Как-то незадолго до нашего переезда мы с отцом совершали длительную прогулку. Я проводил его от самого гребного клуба до заснеженных равнин острова между Аа и Дриксой к одному пасечнику, жившему в глубине этого острова и славившемуся своим сотовым медом, который отец очень любил. На ходу он как бы между прочим рассказал мне, что в Петербурге учреждена премия за биографию императора Александра I — достойное задание для человека, интересующегося историей. Хорошо зная отца, я сразу понял, что он затеял этот разговор неспроста. Стало быть, он полагает, что я мог бы написать что-нибудь в этом роде? Это было бы интересно и перспективно. Я сказал, что ведь тогда надо бы поработать с источниками в Петербурге. На что отец, завершая беседу, заметил, что об этом стоит подумать.
До сего дня я помню весь этот разговор на пути через занесенную снегом равнину. До чего же точной была у отца интуиция, хотя он, конечно, имел в виду не столько поэзию, сколько историю — этот предмет был ему ближе.

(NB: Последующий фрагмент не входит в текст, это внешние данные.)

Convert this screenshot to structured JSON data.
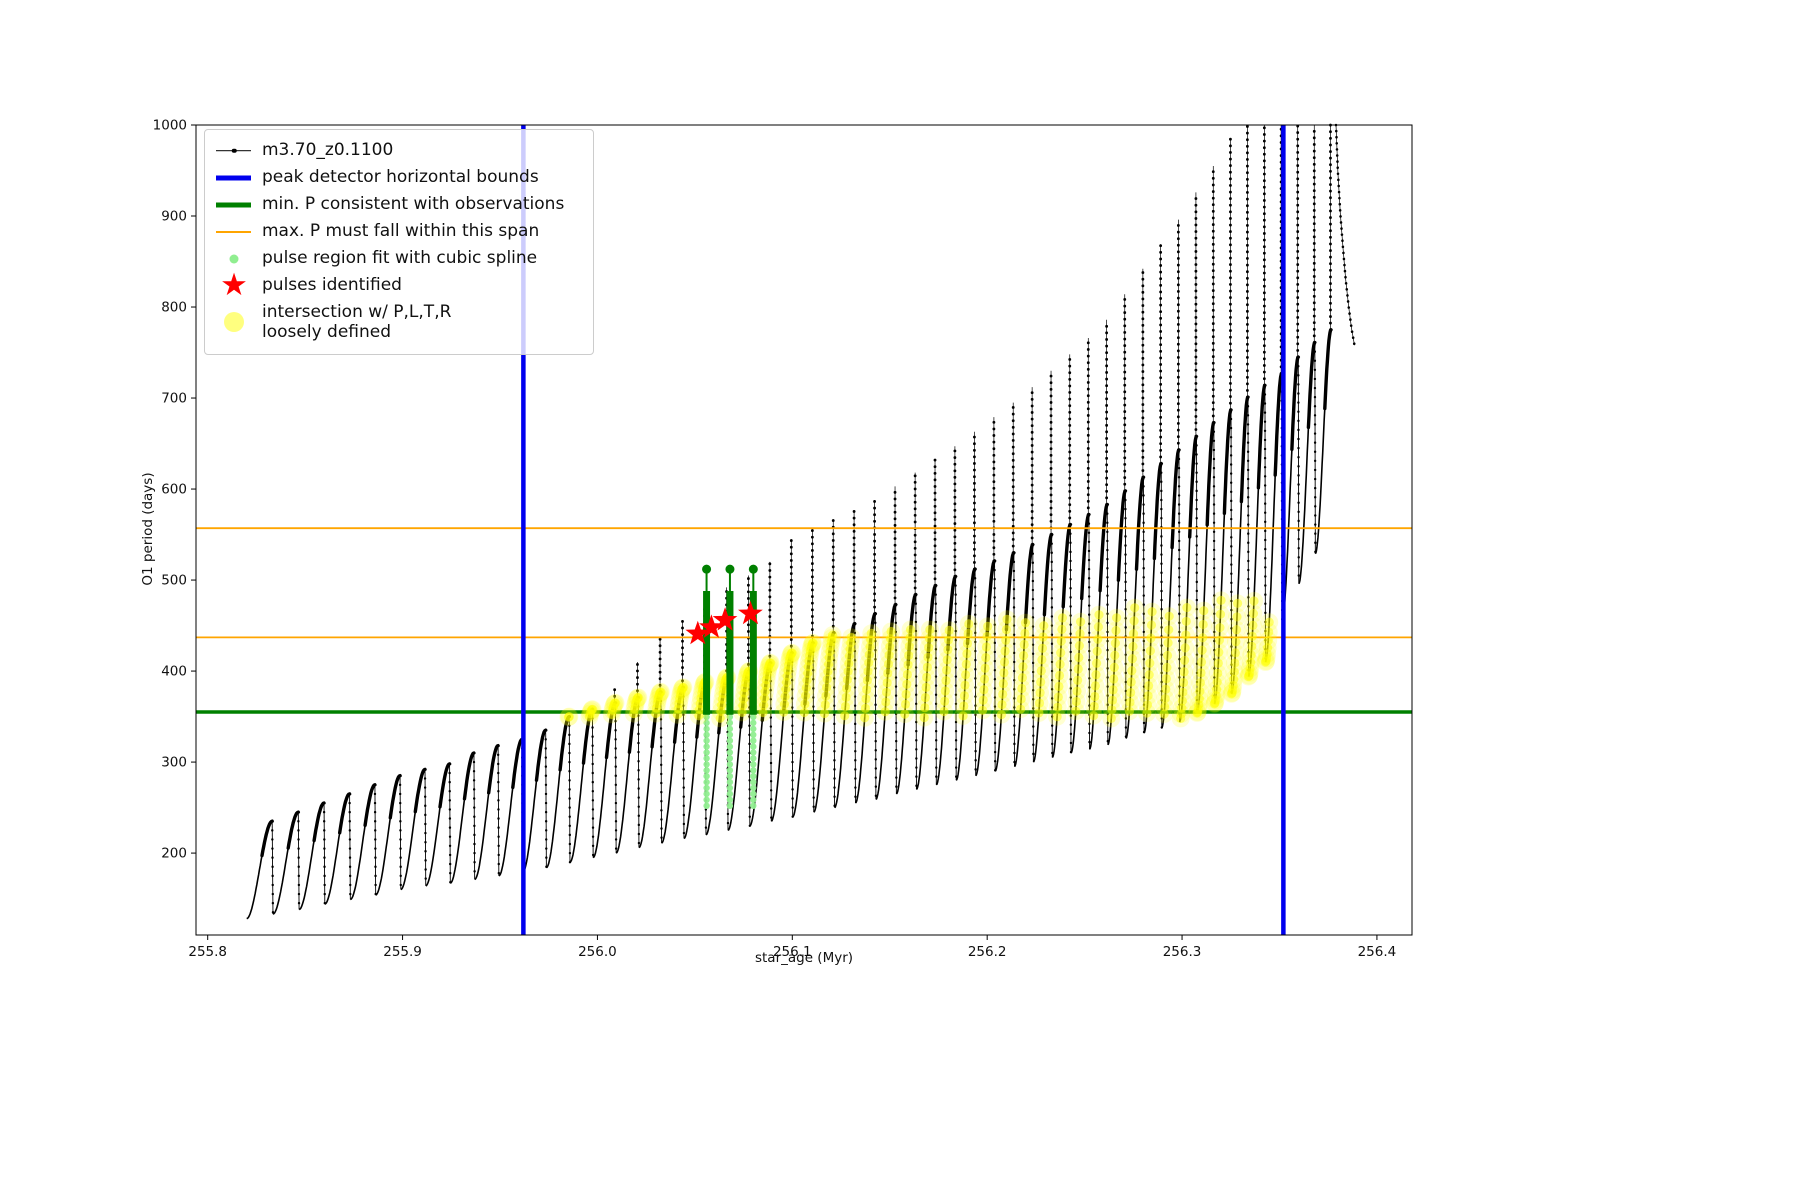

Мы жили втроем, а в темной, просторной комнате для слуг помещалась наша горничная, она же повариха, которая могла говорить только по-латышски и поэтому обрекала меня на невозможное коверканье этого языка. Особенно много времени я тогда проводил у своей сестры Лизы. Она была великолепной пианисткой и играла прекрасные вещи на инструменте, который получила в качестве свадебного подарка. Музыку в ее исполнении я мог слушать бесконечно. С тех пор моей страстью стал Шопен, отдельные чувственные пассажи которого я помню понотно. Шопена я потом много раз слышал в самом виртуозном исполнении, но ни одно из них не смогло умалить достижение моей сестры. Кроме Шопена еще сонаты Бетховена приводили меня в восторг, но самым большим моим любимцем был Шуман, особенно его «Карнавал в Венеции» и «Лес в Бресильяне». Его музыка, сладостная, проникнутая светлой мистикой, стала для меня воплощением того, что побуждало меня служить музам.